Side by side, K. M. Asadun Noor, National Project Coordinator at UNIDO, pointed to the foundations that must be urgently strengthened. Learnings from SWTICH2CE pilots with leading brands have shown that while Tier 1 suppliers are increasingly capable of meeting circularity requirements, Tier 2 and Tier 3 SMEs remain underserved, often forgotten in policy conversations, despite being integral to the value chain. He further highlighted the absence of bankable business cases for textile waste recycling as a persistent barrier, noting that financial institutions cannot engage with a sector that cannot present credible, investable proposals. On a more encouraging note, a National Circular Economy Strategy, submitted to the Ministry of Commerce in late 2025, is expected to be published by year’s end, offering a long-overdue policy anchor for the sector’s transition.
Dr.
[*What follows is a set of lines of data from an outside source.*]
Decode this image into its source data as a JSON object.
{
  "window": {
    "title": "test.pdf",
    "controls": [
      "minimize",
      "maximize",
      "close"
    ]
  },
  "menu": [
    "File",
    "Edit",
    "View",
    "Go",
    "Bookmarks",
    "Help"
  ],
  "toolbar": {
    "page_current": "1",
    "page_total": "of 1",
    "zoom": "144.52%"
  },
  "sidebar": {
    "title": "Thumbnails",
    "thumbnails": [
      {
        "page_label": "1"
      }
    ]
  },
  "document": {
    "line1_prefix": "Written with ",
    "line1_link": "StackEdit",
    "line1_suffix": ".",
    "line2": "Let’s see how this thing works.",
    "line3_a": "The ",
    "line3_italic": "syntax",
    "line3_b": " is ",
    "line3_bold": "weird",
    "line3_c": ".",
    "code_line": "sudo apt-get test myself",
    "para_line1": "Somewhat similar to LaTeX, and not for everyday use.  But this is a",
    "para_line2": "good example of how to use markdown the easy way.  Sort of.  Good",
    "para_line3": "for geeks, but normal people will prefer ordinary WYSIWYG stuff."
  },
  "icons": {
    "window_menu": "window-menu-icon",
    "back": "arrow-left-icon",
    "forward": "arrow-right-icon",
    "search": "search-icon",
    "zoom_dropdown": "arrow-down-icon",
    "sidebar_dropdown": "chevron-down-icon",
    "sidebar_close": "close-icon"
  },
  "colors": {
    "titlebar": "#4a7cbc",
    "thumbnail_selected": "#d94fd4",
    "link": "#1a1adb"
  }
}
Zaki Uz Zaman, Former Country Representative at UNIDO, echoed this call for institutional ambition, drawing attention to Bangladesh’s 2015 National Quality Policy, which has remained effectively dormant for a decade despite its potential to enable bilateral trade agreements and integrate circularity standards. Revisiting this policy, he argued, could unlock significant FTA opportunities while embedding circular economy principles into national trade architecture.

At the end, the roundtable painted a picture of a sector standing at an inflection point. The regulatory imperatives are arriving. The workforce is already there. The waste streams are abundant. The financing, however imperfect, exists. What remains is the collective will, across factories, policymakers, financiers, and development partners, to move from fragmented pilots to systemic transformation. Bangladesh has long sewn the world’s garments. The task now is to stitch together a circular economy worthy of that scale.